An efficient term mining method to build a general term network is presented. The resulting term network can be used for entity relation visualization and exploration, which is useful in many text-mining applications such as crime exploration and investigation from vast piles of crime news or official criminal records. In the proposed method, terms from each document in a text collection are first identified. They are subjected to an analysis for pairwise association weights. The weights are then accumulated over all the documents to obtain final similarity for each term pair. Based on the resulting term similarity, a general term network for the collection is built with terms as nodes and non-zero similarities as links. In application, a list of predefined terms having similar attributes was selected to extract the desired sub-network from the general term network for entity relation visualization. This text analysis scenario based on the collective terms of the similar type or from the same topic enables evidence-based relation exploration. Some practical instances of crime exploration and investigation are demonstrated.
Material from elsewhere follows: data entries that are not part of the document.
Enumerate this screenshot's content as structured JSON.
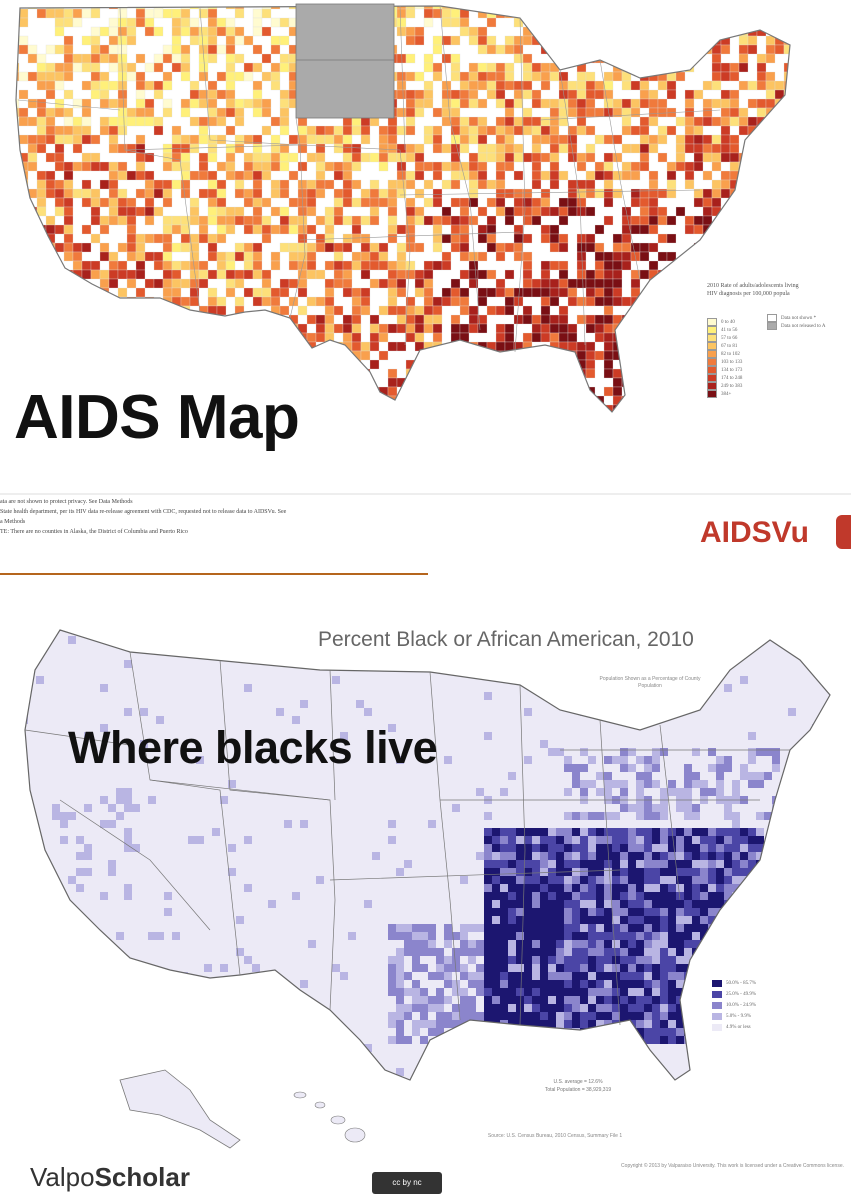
{
  "top_map": {
    "overlay_title": "AIDS Map",
    "legend_title_1": "2010 Rate of adults/adolescents living",
    "legend_title_2": "HIV diagnosis per 100,000 popula",
    "legend_items": [
      {
        "label": "0 to 40",
        "color": "#fffbd0"
      },
      {
        "label": "41 to 56",
        "color": "#fff07a"
      },
      {
        "label": "57 to 66",
        "color": "#fde07a"
      },
      {
        "label": "67 to 81",
        "color": "#fcc462"
      },
      {
        "label": "82 to 102",
        "color": "#f9a04d"
      },
      {
        "label": "103 to 133",
        "color": "#f07a3c"
      },
      {
        "label": "134 to 173",
        "color": "#e35a2e"
      },
      {
        "label": "174 to 248",
        "color": "#cc3b25"
      },
      {
        "label": "249 to 383",
        "color": "#a8211c"
      },
      {
        "label": "384+",
        "color": "#7a0f14"
      }
    ],
    "legend_extra": [
      {
        "label": "Data not shown *",
        "color": "#ffffff"
      },
      {
        "label": "Data not released to A",
        "color": "#aaaaaa"
      }
    ],
    "notes": [
      "ata are not shown to protect privacy. See Data Methods",
      "State health department, per its HIV data re-release agreement with CDC, requested not to release data to AIDSVu. See",
      "a Methods",
      "TE: There are no counties in Alaska, the District of Columbia and Puerto Rico"
    ],
    "brand": "AIDSVu"
  },
  "bottom_map": {
    "title": "Percent Black or African American, 2010",
    "subtitle": "Population Shown as a Percentage of County Population",
    "overlay_title": "Where blacks live",
    "legend_items": [
      {
        "label": "50.0% - 85.7%",
        "color": "#1c1670"
      },
      {
        "label": "25.0% - 49.9%",
        "color": "#4b45a6"
      },
      {
        "label": "10.0% - 24.9%",
        "color": "#8b85cc"
      },
      {
        "label": "5.0% - 9.9%",
        "color": "#b9b5e3"
      },
      {
        "label": "4.9% or less",
        "color": "#eceaf6"
      }
    ],
    "us_average": "U.S. average = 12.6%",
    "total_population": "Total Population = 38,929,319",
    "source": "Source: U.S. Census Bureau, 2010 Census, Summary File 1",
    "brand_prefix": "Valpo",
    "brand_suffix": "Scholar",
    "cc_badge": "cc by nc",
    "copyright": "Copyright © 2013 by Valparaiso University. This work is licensed under a Creative Commons license."
  },
  "colors": {
    "divider": "#b5651d"
  }
}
Our application examples show that term relations, be it causality, subordination, coupling, or others, can be effectively revealed by our method and easily verified by the underlying text collection. This work contributes by presenting an integrated term-relationship mining and exploration approach and demonstrating the feasibility of the term network to the increasingly important application of crime exploration and investigation.